Sookja Kim Winters was four months into her ninety-third year of life when she died in our home last week. She had been diagnosed with pancreatic cancer three months earlier, and she lived with us from that initial diagnosis until she took her last breath.
Sookie was Jeri’s aunt (her mother’s sister) and was very much like another grandmother to our sons, Keith and Phil. To me, she was a dear friend, an intellectual and spiritual companion, and a woman of great faith from whom I learned and shared much of the stuff that makes life special.
When we celebrated Sookie’s ninetieth birthday in December of 2009, she could have passed for a woman of 70. She was still in great shape physically, with a figure most women half her age would love to claim and a face that was amazingly free of the wrinkles or jowls or the facial puffiness that is the normal fate of those who survive to that exalted age.
Photos of Sookie as a young woman show her to have been blessed with beautiful features, and it is no exaggeration to say that she was an ethnic beauty (a Korean-American, born in California of Korean immigrants). But she worked hard to maintain her youthfulness and her physical beauty, swimming regularly at the Y (in San Francisco, where she lived with her third husband) and maintaining the same size-two dress size throughout her senior years.

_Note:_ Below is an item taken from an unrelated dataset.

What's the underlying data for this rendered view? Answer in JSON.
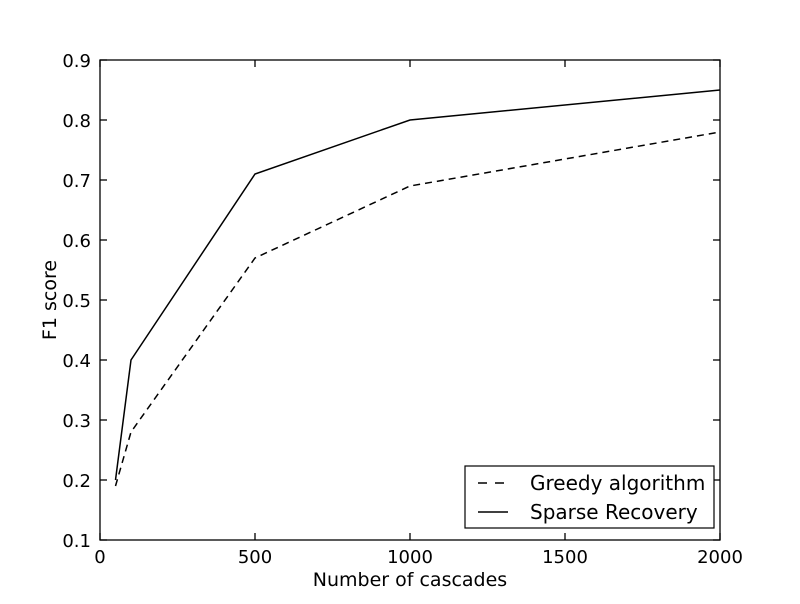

When she turned 90, Sookie declared that she intended to live to be 100, which I regarded as more of a statement of her sense of excellent health than a claim to be able to control those things that cannot be controlled.
Death is one of those things, and when she suddenly developed jaundice right after the start of the new year, the inevitable was set in motion.
The diagnosis came quickly, after a long night in Sacramento’s Sutter General Hospital ER (where she received immediate attention and excellent care). The next day, a surgical procedure relieved the blockage the tumor had caused, thereby restoring her natural color. But, as subsequent tests revealed (and as is all too often the case with this most dreadful of diseases) the tumor had grown too close to important blood vessels to be safely removed. Sookie was terminal.
She accepted this news with what I can only describe as amazing equanimity. “Attitude,” she kept saying to herself that first night, as if convincing herself that she would get it right in her head and deal with whatever was to come. Thereafter, she never exhibited any sign of remorse or bitterness.
January was a good month. Her pain (always a concern with this type of cancer) was controlled with relative ease (mild narcotics), and she maintained her mental acuity, reading any number of books (among them, Irving Stone’s “Those Who Love” and Morris L. West’s “The Shoes of the Fisherman”). She also kept an active social calendar, as a steady stream of friends came to our home to visit with her.
Her appetite during those weeks was good. Always a small women (she never topped 100 pounds), she was committed to keeping her weight up for as long as she could, even as she was destined to drop steadily from 90 pounds at the outset of the disease to barely 70 at the end.
But in January, and through much of February, she ate what for her were large meals. Her tastes varied from her pre-disease years. Suddenly she craved ice cream and steaks, among other items. We went out to dinner with friends, just as we had in her healthy years, and, except for the fact that she was dying, things were relatively normal.
Throughout February she was still very much with it, writing letters to friends and relatives, keeping her calendar and chatting regularly with her husband, who, himself in failing health, remained in San Francisco. I found it mildly ironic that she continued to have the same concerns about their relationship (some things never change) that had been a constant throughout their eighteen year marriage.
During the last week of February, our younger son, Phil, came to visit. They had a number of good chats, but when he left, she went into more rapid decline. That weekend, another very close friend came to visit, and on March 4 the four of us went out to dinner. It was the last time she left the house.
At that point, she started to use the walker that Sutter General had provided. (We used in-home hospice care, which worked well, as we were committed to keeping her with us, unless she required hospitalization at some point; she never did.) By then her need for pain meds had increased and her energy levels had begun to wane. She was less inclined (or able) to sit through a whole DVD movie with us and more likely to sleep late and take long naps during the day.
Our older son was due to visit later in the month, and I began to be concerned that she may not last long enough to have meaningful visits with him. But I think she made up her mind that she would, and she did. Even though she was essentially bed-ridden by the time Keith arrived, she was still able to relate to him. They shared several special hours together over the week he was here, albeit she was occasionally delusional by then as well.
The delusions were caused by a combination of the narcotics and the lack of sustenance (she had, by then, given up on food and was only drinking minimal amounts of water). Once Keith left, she essentially stopped fighting.
There was no quality of life at that point. She clearly wanted to die. But, as the hospice nurses told us, because her heart was so strong, it still might take a while.
A while turned out to be one week. She died peacefully, essentially in her sleep, at around 5:30 in the afternoon of April 4. And, for whatever reason, her face bore a beatific smile that suggested a sense of rapture.